100 x 400 x 71.1 cm.
This work is number three from the edition of three plus one artist's proof and one printer's proof. This work is accompanied by a certificate of authenticity signed by the artist.
This lot is offered without a reserve.
Footnotes
Provenance
Galerie Emmanuel Perrotin, Paris
Acquired directly from the above by the present owner
Born in Tokyo in 1967, Mariko Mori is the daughter of an art historian and an inventor. In her practice Mori bridges the gap between these two professions in her innovative approach to artmaking, particularly her high-tech photographic techniques. Beginning of the End, Shanghai/China comes from Mori's Beginning of the End (1996-2006) series, in which the artist documented herself in a transparent acrylic Body Capsule of her invention placed in locales from across the globe, including urban developments and sites of natural beauty or cultural significance. These sites include significant geographical locations of the past, the present, and the future, including Teotihuacan (Mexico), Tiahuanaco (Bolivia), Angkor Wat (Cambodia), Giza (Egypt), Sibuya (Japan), Shanghai (China), London (Great Britain), Paris (France), Hong Kong (China), New York (United States), Brasilia (Brazil), and Dubai (United Arab Emirates). Beginning of the End, Shanghai/China was photographed in Pudong, Shanghai and represents one of the multinational redevelopments of the present and future.

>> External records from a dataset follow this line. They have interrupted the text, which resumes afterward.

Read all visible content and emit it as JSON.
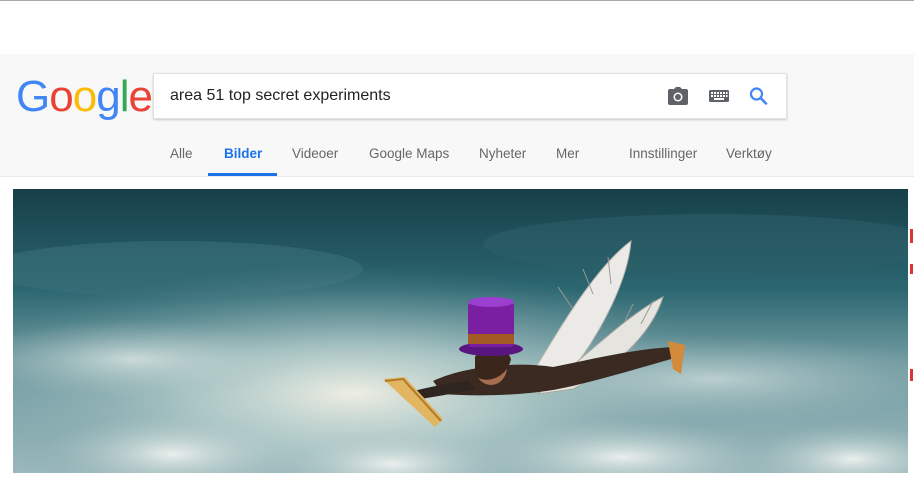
{
  "search": {
    "query": "area 51 top secret experiments"
  },
  "tabs": [
    {
      "label": "Alle"
    },
    {
      "label": "Bilder"
    },
    {
      "label": "Videoer"
    },
    {
      "label": "Google Maps"
    },
    {
      "label": "Nyheter"
    },
    {
      "label": "Mer"
    },
    {
      "label": "Innstillinger"
    },
    {
      "label": "Verktøy"
    }
  ],
  "active_tab": "Bilder",
  "icons": {
    "camera": "camera-icon",
    "keyboard": "keyboard-icon",
    "search": "search-icon"
  },
  "colors": {
    "accent": "#1a73e8",
    "logo_blue": "#4285f4",
    "logo_red": "#ea4335",
    "logo_yellow": "#fbbc05",
    "logo_green": "#34a853",
    "sky_dark": "#1f4f59",
    "hat_purple": "#7a1fa2"
  }
}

In her groundbreaking exhibition at Perrotin Gallery, Paris in 2000, this series was displayed alongside the Body Capsule as well as the immersive film documenting this series, known as Kink (1995—2000). For the performance aspect of this series of work, Mori dressed in a body suit and lay within the Capsule which in turn is subsumed by the scale of the surrounding landscape. Mori's static and detached presence within the transparent capsule suggests suspended time as an expression of immortality, or as a euphemism for death at the moment before afterlife. "Space and Time capsules attempt to achieve three or four- dimensional voyages in space. My approach is to perceive or sense various passages or potential spaces that connect our consciousness to another world." (Holland, Allison. "From Gothic Lolita to Radiant Shaman: The Development of Mariko Mori's Ethereal Personae." U.S.-Japan Women's Journal, no. 40, 2011, pp. 3–28.)